Ward scored a spirited victory over rival Sergey Kovalev, enhancing his debatable unanimous-decision triumph over the Russian in November with an eighth-round technical knockout at Mandalay Bay.
With three light-heavyweight world-title belts on the line, Ward (32-0, 16 knockouts) set up the finish by rocking Kovalev (30-2-1) with a massive punch to the head earlier in the eighth.
Then, after punching through Kovalev complaints that he had been hit low in the round — and previously in the bout — Ward battered Kovalev in a corner with two devastating body blows on the belt that forced him to keel over and inspire referee Tony Weeks to stop the bout two minutes 29 seconds into the round.
“He was reacting to my body shots and I knew I had him. I knew he was hurt,” Ward said.
Ward was leading by one point on two of three judges’ scorecards when the fight ended while Kovalev had a three-point bulge on one card thanks to an effective early start.
“It felt like I was up [on the scorecards], but a championship fight starts after the sixth round,” Ward said. “He was trying to cover up his body. He was dazed, so I just had to try to find the right shot.”
Kovalev said he believed he could have continued even as he dropped forward tiredly into the perilous position.
“This is fighting. We are boxers. Why stop the fight? This is amazing,” Kovalev said.
Yet, while Kovalev added, “I want to get another fight,” the rivalry seems to be over with no rematch clause in effect and Ward saying afterward he might want to move to cruiserweight.
With victory in hand, Ward turned his focus to boosting his case that he, not unbeaten three-belt middleweight champ Gennady Golovkin, is the No. 1 pound-for-pound boxer. “Am I No. 1 now?” Ward asked.
Ward’s trainer, Virgil Hunter, said this was only his second training camp with Ward in which they trained for a knockout in an effort to leave no doubt after Ward won by three 114-113 scores in November.
“Now, we have quieted all those who were whining and didn’t get it the first time,” Hunter said.
Earlier Saturday, super-bantamweight champion Guillermo Rigondeaux escaped from a lengthy review by the Nevada Athletic Commission to post a first-round knockout of Mexico’s Moises Flores.
Referee Vic Drakulich, after consulting with commission executive director Bob Bennett, ruled that Cuba’s unbeaten Rigondeaux (18-0, 12 KOs) threw his knockout punch just before Drakulich was intervening as the bell rang.
An HBO replay appeared to show the knockout punch was delivered after the bell.

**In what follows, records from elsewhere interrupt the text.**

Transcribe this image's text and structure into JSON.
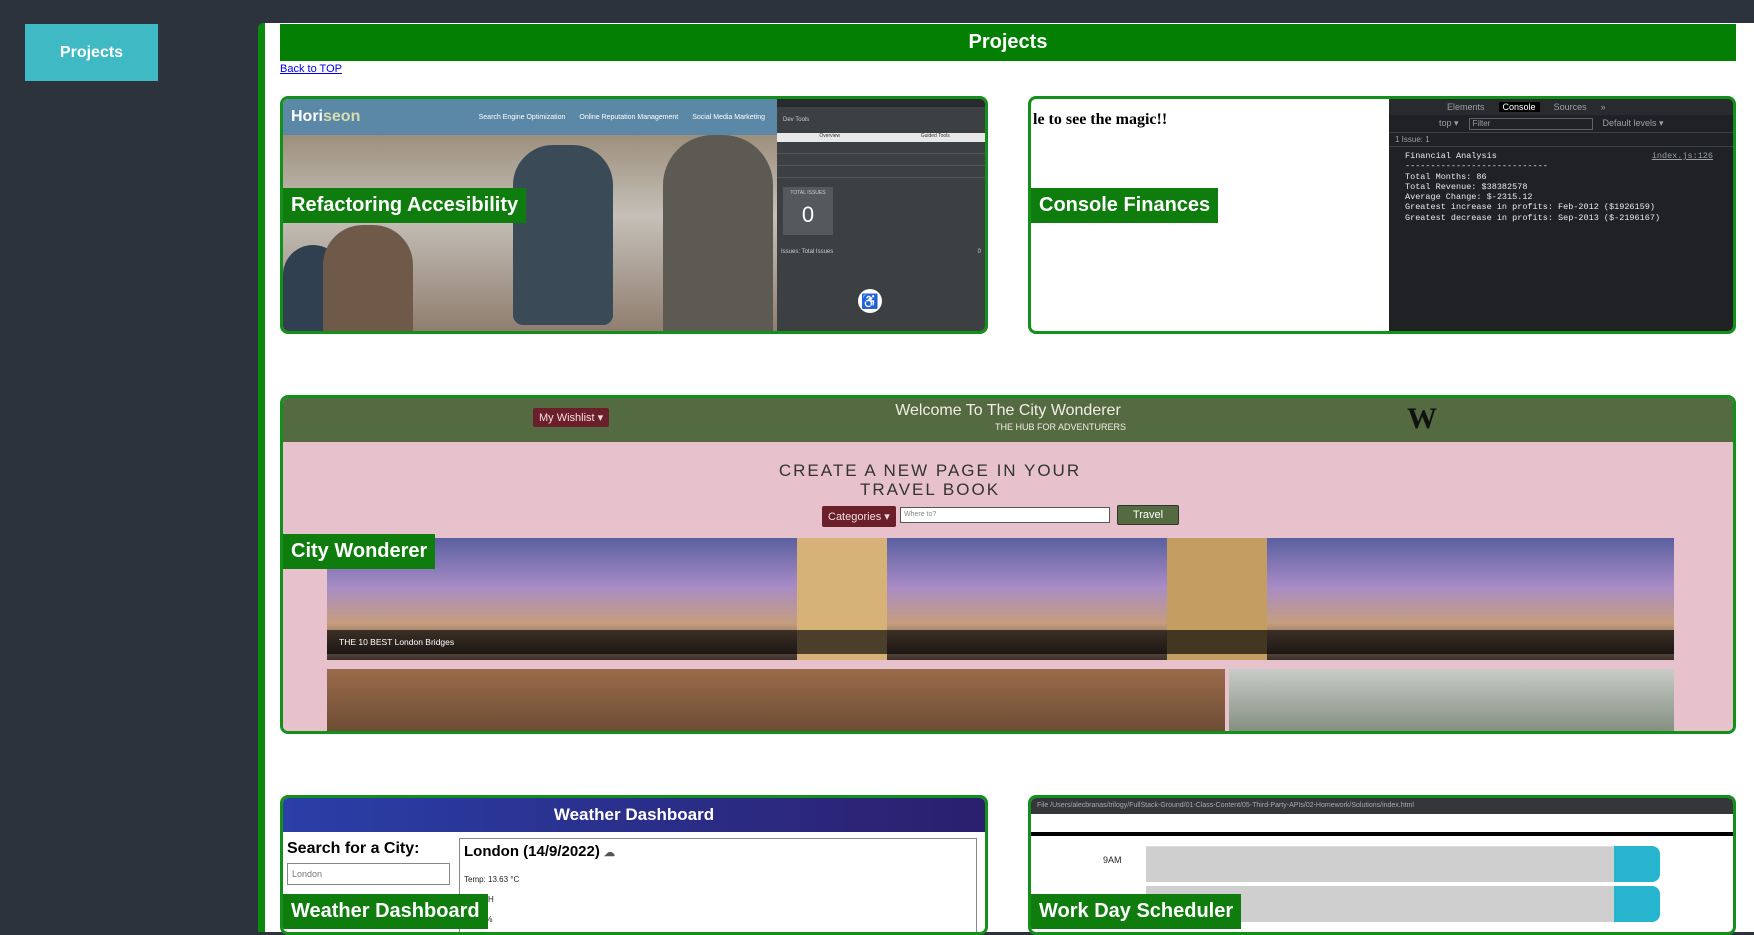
{
  "sidebar": {
    "projects_button": "Projects"
  },
  "header": {
    "title": "Projects"
  },
  "back_link": "Back to TOP",
  "cards": {
    "refactoring": {
      "label": "Refactoring Accesibility",
      "preview": {
        "logo_a": "Hori",
        "logo_b": "seon",
        "nav": [
          "Search Engine Optimization",
          "Online Reputation Management",
          "Social Media Marketing"
        ],
        "devtools_tabs": [
          "Overview",
          "Guided Tools"
        ],
        "devtools_title": "Dev Tools",
        "total_label": "TOTAL ISSUES",
        "total_issues": "0",
        "issues_line": "Issues: Total Issues",
        "issues_count": "0"
      }
    },
    "console_finances": {
      "label": "Console Finances",
      "preview": {
        "page_text": "le to see the magic!!",
        "tabs": [
          "Elements",
          "Console",
          "Sources",
          "»"
        ],
        "context": "top ▾",
        "filter_placeholder": "Filter",
        "levels": "Default levels ▾",
        "issues": "1 Issue: 1",
        "source_link": "index.js:126",
        "log": "Financial Analysis\n----------------------------\nTotal Months: 86\nTotal Revenue: $38382578\nAverage Change: $-2315.12\nGreatest increase in profits: Feb-2012 ($1926159)\nGreatest decrease in profits: Sep-2013 ($-2196167)"
      }
    },
    "city_wonderer": {
      "label": "City Wonderer",
      "preview": {
        "wishlist": "My Wishlist ▾",
        "title": "Welcome To The City Wonderer",
        "subtitle": "THE HUB FOR ADVENTURERS",
        "logo": "W",
        "heading": "CREATE A NEW PAGE IN YOUR TRAVEL BOOK",
        "categories": "Categories ▾",
        "search_placeholder": "Where to?",
        "travel_button": "Travel",
        "caption": "THE 10 BEST London Bridges"
      }
    },
    "weather": {
      "label": "Weather Dashboard",
      "preview": {
        "title": "Weather Dashboard",
        "search_label": "Search for a City:",
        "search_value": "London",
        "city_date": "London (14/9/2022)",
        "temp": "Temp: 13.63 °C",
        "wind": "1.7 KPH",
        "humidity": "ity: 84%"
      }
    },
    "scheduler": {
      "label": "Work Day Scheduler",
      "preview": {
        "address": "File  /Users/alecbranas/trilogy/FullStack-Ground/01-Class-Content/05-Third-Party-APIs/02-Homework/Solutions/index.html",
        "hour": "9AM"
      }
    }
  }
}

Flores (25-1), caught hard behind the right ear by the power punch, fell backward to the canvas, lay motionless with his arms sprawled upward for several seconds, then groggily moved toward his stool, raising suspicions that he exaggerated the effect of the final blow in an attempt to win a no-decision ruling.

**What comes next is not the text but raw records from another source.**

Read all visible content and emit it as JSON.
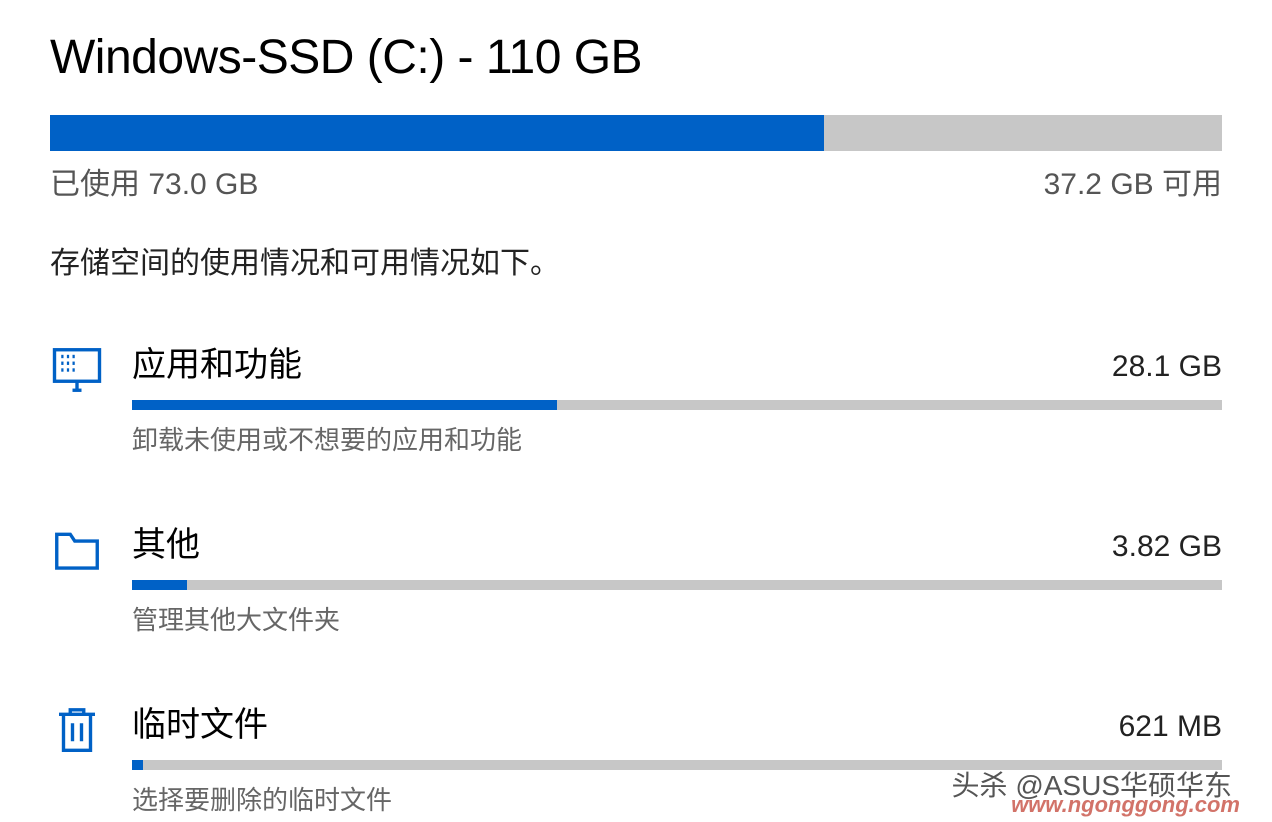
{
  "title": "Windows-SSD (C:) - 110 GB",
  "main_bar_percent": 66,
  "used_label": "已使用 73.0 GB",
  "free_label": "37.2 GB 可用",
  "description": "存储空间的使用情况和可用情况如下。",
  "categories": [
    {
      "label": "应用和功能",
      "size": "28.1 GB",
      "percent": 39,
      "hint": "卸载未使用或不想要的应用和功能"
    },
    {
      "label": "其他",
      "size": "3.82 GB",
      "percent": 5,
      "hint": "管理其他大文件夹"
    },
    {
      "label": "临时文件",
      "size": "621 MB",
      "percent": 1,
      "hint": "选择要删除的临时文件"
    }
  ],
  "watermark1": "头杀 @ASUS华硕华东",
  "watermark2": "www.ngonggong.com"
}
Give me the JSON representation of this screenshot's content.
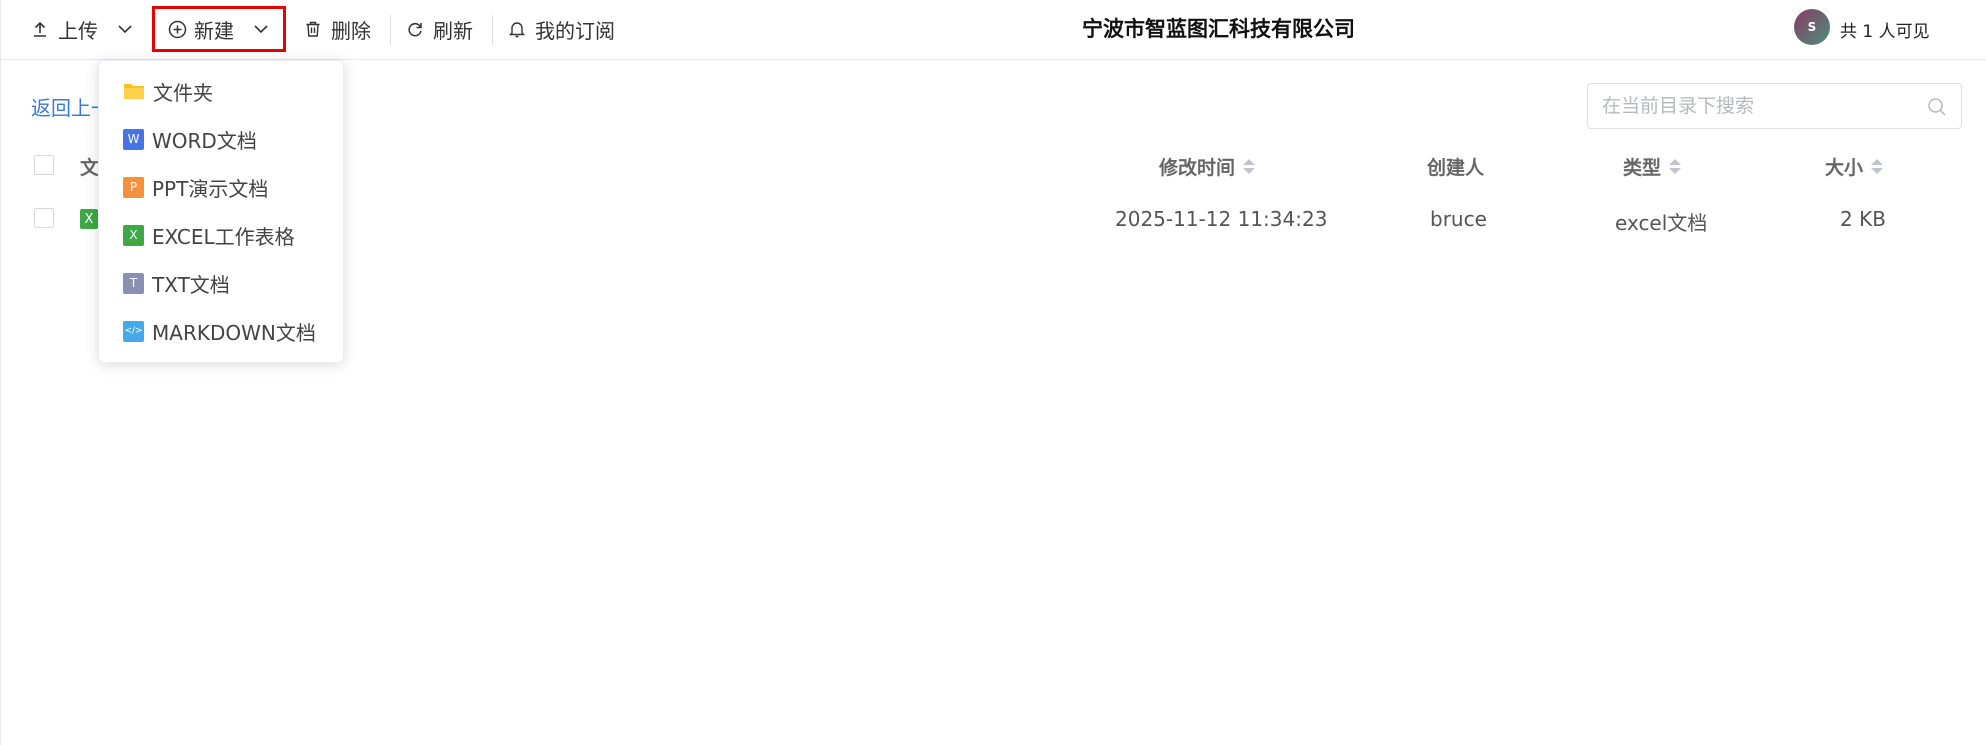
{
  "toolbar": {
    "upload_label": "上传",
    "new_label": "新建",
    "delete_label": "删除",
    "refresh_label": "刷新",
    "subscription_label": "我的订阅",
    "company_name": "宁波市智蓝图汇科技有限公司",
    "avatar_initial": "S",
    "visibility_text": "共 1 人可见"
  },
  "nav": {
    "back_label": "返回上一"
  },
  "search": {
    "placeholder": "在当前目录下搜索"
  },
  "table": {
    "columns": {
      "name": "文",
      "modified": "修改时间",
      "creator": "创建人",
      "type": "类型",
      "size": "大小"
    },
    "rows": [
      {
        "icon": "excel-file-icon",
        "icon_letter": "X",
        "modified": "2025-11-12 11:34:23",
        "creator": "bruce",
        "type": "excel文档",
        "size": "2 KB"
      }
    ]
  },
  "new_menu": {
    "items": [
      {
        "label": "文件夹",
        "icon": "folder-icon",
        "icon_letter": "",
        "color": "#f7c227"
      },
      {
        "label": "WORD文档",
        "icon": "word-doc-icon",
        "icon_letter": "W",
        "color": "#4a72e8"
      },
      {
        "label": "PPT演示文档",
        "icon": "ppt-doc-icon",
        "icon_letter": "P",
        "color": "#f5913b"
      },
      {
        "label": "EXCEL工作表格",
        "icon": "excel-doc-icon",
        "icon_letter": "X",
        "color": "#3fa748"
      },
      {
        "label": "TXT文档",
        "icon": "txt-doc-icon",
        "icon_letter": "T",
        "color": "#8a8fb3"
      },
      {
        "label": "MARKDOWN文档",
        "icon": "markdown-doc-icon",
        "icon_letter": "</>",
        "color": "#45a8e8"
      }
    ]
  },
  "colors": {
    "highlight_border": "#e60000",
    "link": "#3a7bd5"
  }
}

“It’s not fair. It’s clear that the bell rang,” Flores said. “I was winning the round and he waited for after the bell to throw a punch when I dropped my hands down.”
Bennett said on HBO the outcome could be revisited, and if it turns out the punch was delivered after the bell, the result could even be changed to a Rigondeaux disqualification.

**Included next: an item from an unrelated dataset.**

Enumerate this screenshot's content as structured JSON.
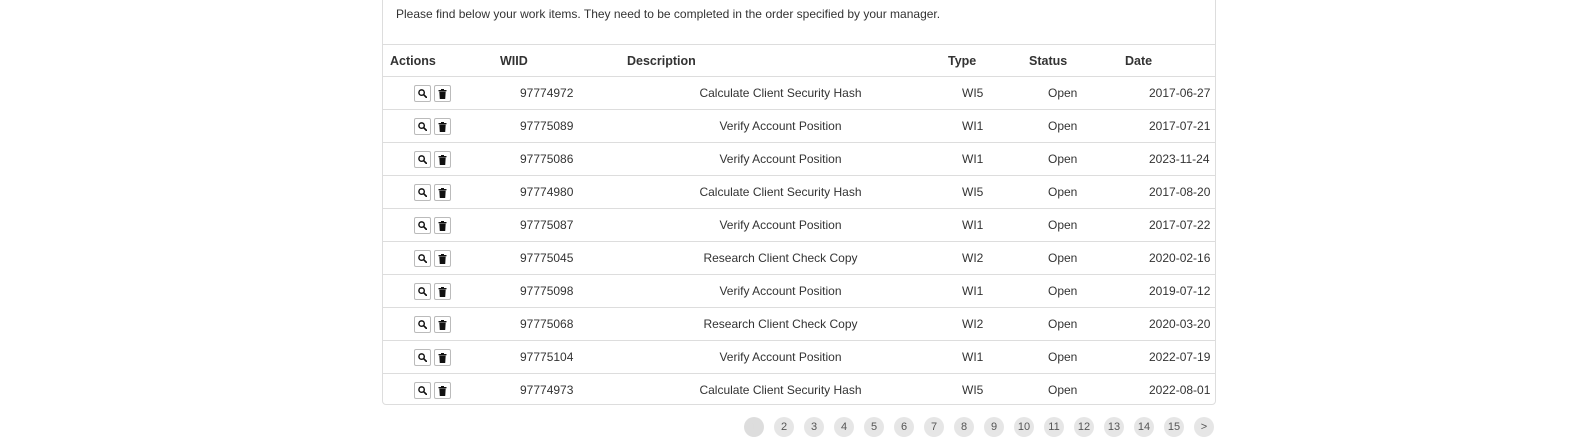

A knockout “was only a matter of time,” Rigondeaux said. “I hope the whole world sees what it’s like to get in the ring with me. I am tired of the press and everyone saying I am boring.”
The Cuban retains his World Boxing Assn. title and said afterward, as one of the sport’s most avoided fighters, that he’d be willing to meet either former super-flyweight world champion Roman “Chocolatito” Gonzalez or super-featherweight champion Vasyl Lomachenko in a catch-weight bout.